Por Julián Stoppello (*)
La casa te queda rara, como si estuviera mejor de persianas cerradas y en el silencio de la espera. O, quizás, en la respiración de otro tiempo, persiguiendo los olores extintos, de otras gentes, de otros habitantes que no están, que no sos.
La palabra se aleja, también, un par de pasos y tenés que andar buscando lo que en realidad querés decir, aunque en verdad no sabés muy bien de qué se trata, porque justamente la palabra se alejó, se fue unos pasos atrás, un poco cansada, un poco esquiva.
Lo que contás que te cuenta se empieza a llenar de tics, de repeticiones, de malos hábitos, de chistes fáciles, de humor negro. Lo que contás que te cuenta es una narrativa, en ese tiempo, casi fraudulenta. Y te aburre.
Y ahí sí, cuando estás perdido y escuchás, ponele, una canción en la que el tipo dice “voy a buscar un horizonte, tal vez no lo encuentre nunca”, te hace feliz, un rato, la concordancia. Porque aún cuando estás perdido, en una suerte de desdicha perniciosa, hay instancias de cierta luminosidad y no solo en el regodeo del malestar.
Y ahí sí, decía, cuando estás perdido asoma el valor de los días claros o más o menos claros, en los que tenías una fe y una serie de ideas y conjeturas y besos y algunos placeres módicos y algunos silencios expectantes y, hasta a veces, el deseo de bailar.
Cuando estás perdido aparecen novedades en el cuerpo, como palpitaciones e insomnios, y también novedades en la mente, como miedos flamantes y modos de extrañar también relucientes y desconocidos: hay recuerdos que aúllan, recuerdos que ladran, que cantan y también están los peores, los que susurran palabras que ya no podés oír o solamente un nombre, el nombre que hay que matar.

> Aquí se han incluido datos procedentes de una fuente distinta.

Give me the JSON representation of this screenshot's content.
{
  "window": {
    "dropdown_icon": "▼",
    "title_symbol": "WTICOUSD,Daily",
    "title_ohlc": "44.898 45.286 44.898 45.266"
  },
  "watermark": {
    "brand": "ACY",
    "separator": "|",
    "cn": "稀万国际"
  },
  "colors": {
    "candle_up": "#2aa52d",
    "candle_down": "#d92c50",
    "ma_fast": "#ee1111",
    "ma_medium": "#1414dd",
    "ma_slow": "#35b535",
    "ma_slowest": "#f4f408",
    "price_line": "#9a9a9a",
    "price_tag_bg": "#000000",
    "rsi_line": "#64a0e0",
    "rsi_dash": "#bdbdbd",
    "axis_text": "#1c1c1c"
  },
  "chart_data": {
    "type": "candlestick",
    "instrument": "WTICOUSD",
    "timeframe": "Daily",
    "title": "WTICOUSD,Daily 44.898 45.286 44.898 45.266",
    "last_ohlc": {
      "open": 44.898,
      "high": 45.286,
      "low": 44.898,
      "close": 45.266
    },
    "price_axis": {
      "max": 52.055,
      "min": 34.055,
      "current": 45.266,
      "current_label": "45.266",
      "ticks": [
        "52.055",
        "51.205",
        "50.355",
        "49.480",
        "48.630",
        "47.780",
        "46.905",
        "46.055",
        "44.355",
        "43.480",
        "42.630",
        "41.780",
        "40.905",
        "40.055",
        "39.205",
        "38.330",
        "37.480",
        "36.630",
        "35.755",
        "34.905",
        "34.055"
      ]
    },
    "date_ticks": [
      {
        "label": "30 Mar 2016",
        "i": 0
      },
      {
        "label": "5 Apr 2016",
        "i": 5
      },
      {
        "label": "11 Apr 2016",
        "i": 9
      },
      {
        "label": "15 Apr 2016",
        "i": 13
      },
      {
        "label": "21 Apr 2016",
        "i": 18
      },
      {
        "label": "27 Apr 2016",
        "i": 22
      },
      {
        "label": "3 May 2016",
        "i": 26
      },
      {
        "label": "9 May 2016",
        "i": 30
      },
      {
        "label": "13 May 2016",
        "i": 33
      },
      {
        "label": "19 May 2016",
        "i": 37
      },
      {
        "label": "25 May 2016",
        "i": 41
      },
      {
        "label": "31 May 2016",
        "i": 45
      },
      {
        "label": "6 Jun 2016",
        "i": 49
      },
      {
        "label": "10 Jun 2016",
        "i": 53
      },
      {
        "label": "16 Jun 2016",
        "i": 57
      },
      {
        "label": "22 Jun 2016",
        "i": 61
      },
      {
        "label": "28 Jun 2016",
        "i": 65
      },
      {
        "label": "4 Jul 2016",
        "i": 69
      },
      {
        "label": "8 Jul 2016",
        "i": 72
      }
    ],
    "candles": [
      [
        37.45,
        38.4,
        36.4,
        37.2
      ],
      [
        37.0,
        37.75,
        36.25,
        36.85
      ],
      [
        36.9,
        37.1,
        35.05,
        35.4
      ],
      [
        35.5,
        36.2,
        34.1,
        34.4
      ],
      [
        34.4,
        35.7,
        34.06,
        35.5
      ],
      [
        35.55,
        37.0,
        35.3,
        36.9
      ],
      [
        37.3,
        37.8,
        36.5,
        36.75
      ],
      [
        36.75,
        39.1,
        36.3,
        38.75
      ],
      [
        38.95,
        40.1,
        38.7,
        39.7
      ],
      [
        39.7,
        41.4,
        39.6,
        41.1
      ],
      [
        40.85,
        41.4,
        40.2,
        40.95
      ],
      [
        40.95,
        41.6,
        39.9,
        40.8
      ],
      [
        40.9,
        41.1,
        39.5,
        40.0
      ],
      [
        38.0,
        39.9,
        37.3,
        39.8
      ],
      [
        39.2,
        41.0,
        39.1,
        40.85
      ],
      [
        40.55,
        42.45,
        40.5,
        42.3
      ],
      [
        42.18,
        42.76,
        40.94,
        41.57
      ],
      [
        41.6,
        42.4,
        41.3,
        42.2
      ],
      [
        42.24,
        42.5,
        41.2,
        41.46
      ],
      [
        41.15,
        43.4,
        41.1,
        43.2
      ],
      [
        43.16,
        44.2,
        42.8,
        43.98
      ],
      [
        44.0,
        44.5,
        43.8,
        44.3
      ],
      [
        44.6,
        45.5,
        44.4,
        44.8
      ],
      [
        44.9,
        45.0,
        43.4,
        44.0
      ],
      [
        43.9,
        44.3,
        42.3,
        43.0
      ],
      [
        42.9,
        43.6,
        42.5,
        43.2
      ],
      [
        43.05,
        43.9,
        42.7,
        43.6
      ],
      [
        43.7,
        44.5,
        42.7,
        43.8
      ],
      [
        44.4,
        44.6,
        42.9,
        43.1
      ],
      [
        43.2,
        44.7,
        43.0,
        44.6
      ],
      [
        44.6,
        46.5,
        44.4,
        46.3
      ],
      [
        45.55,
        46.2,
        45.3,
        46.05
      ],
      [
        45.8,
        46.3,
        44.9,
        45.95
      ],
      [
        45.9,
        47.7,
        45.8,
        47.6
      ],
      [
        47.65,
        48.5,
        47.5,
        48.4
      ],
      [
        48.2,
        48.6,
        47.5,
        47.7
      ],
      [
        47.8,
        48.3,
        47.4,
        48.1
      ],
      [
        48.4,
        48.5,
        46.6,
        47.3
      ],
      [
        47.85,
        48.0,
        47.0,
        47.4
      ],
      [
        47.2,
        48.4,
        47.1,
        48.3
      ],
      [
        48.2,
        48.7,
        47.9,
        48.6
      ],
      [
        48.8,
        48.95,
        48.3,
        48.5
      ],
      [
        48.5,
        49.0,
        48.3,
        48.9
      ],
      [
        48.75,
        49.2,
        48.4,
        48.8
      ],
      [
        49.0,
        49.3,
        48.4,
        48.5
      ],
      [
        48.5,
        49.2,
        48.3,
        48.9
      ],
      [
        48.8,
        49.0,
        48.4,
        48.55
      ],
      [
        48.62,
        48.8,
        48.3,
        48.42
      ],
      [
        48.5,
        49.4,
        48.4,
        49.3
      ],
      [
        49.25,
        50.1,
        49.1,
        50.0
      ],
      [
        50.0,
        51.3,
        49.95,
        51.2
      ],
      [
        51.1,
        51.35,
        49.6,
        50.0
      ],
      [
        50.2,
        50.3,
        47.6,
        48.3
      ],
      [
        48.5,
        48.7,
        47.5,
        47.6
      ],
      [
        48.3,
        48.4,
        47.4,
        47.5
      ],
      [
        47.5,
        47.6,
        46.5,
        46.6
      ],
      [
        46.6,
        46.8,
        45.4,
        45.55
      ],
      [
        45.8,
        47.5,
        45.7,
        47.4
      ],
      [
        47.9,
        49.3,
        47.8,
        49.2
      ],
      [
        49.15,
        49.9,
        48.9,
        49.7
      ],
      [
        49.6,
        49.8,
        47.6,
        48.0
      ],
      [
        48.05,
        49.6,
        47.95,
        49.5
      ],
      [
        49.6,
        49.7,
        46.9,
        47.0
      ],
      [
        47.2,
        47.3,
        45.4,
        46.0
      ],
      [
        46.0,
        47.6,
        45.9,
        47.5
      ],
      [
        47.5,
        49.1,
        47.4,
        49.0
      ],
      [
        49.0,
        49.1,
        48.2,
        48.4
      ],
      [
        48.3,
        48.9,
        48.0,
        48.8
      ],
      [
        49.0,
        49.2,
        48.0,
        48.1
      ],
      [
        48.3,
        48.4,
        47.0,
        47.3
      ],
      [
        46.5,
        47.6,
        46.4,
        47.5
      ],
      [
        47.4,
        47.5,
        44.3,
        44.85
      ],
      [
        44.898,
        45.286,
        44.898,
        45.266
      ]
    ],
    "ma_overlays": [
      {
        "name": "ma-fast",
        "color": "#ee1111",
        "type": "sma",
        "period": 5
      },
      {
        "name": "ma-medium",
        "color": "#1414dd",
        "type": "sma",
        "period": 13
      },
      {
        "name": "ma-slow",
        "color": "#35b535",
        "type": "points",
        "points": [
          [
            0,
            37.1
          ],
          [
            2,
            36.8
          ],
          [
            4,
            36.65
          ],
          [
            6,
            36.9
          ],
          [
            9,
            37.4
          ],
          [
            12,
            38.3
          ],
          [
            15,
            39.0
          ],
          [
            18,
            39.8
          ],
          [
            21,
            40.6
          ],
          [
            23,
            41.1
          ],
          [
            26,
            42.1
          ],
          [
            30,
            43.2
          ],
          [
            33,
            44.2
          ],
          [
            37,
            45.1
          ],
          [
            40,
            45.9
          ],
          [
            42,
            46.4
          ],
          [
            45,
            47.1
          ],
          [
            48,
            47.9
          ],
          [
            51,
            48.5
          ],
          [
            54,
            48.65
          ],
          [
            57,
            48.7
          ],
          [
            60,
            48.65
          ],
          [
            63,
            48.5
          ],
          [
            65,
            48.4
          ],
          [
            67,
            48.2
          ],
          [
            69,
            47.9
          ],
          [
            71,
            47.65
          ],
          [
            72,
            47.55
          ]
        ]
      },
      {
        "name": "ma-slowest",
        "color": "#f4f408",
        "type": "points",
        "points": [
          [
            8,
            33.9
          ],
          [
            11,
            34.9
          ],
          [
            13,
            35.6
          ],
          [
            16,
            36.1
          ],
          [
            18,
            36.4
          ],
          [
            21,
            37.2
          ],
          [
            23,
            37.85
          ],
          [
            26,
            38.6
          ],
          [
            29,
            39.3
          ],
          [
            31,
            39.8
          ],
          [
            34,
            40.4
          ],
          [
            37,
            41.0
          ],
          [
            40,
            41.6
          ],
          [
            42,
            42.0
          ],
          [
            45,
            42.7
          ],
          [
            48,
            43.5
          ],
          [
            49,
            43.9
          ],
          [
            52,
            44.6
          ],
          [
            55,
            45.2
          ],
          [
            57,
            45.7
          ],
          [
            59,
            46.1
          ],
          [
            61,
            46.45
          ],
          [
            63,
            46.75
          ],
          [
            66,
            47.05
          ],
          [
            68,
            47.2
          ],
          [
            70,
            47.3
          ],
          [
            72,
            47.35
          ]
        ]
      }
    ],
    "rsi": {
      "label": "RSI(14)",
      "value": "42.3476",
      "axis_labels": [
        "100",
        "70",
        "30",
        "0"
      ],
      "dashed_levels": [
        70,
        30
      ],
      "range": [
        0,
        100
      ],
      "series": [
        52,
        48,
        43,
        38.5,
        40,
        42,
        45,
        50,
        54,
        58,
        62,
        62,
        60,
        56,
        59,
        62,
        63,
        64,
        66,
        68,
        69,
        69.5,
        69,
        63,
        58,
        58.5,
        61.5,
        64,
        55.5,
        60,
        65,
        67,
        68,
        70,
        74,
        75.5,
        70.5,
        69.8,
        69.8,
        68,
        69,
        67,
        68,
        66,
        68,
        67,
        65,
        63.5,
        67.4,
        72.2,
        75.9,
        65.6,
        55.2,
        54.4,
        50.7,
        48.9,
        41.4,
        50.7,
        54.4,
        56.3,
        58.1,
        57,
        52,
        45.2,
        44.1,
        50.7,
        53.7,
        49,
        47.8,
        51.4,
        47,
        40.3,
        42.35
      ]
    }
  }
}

Cuando estás perdido, los círculos se abren, se desintegran. Y la escritura que puede tener muchos sentidos o ninguno, asoma como otra deuda y, en alguna oportunidad, como una soga, otra soga para sortear el abismo que se abre entre los días y las noches, mientras vas de la cama al living, de la calle sin promesas al portal de rejas negras.
De regreso a la casa, espera la gata de tres patas: ella maúlla para quejarse de la soledad que acaba de terminar. Entonces subimos a la terraza, los dos. Me siento en el banco de hormigón y maúllo con la gata de tres patas a la luna que no se ve.
La soledad ya se fue.
(*) Julián Stoppello es periodista y escritor.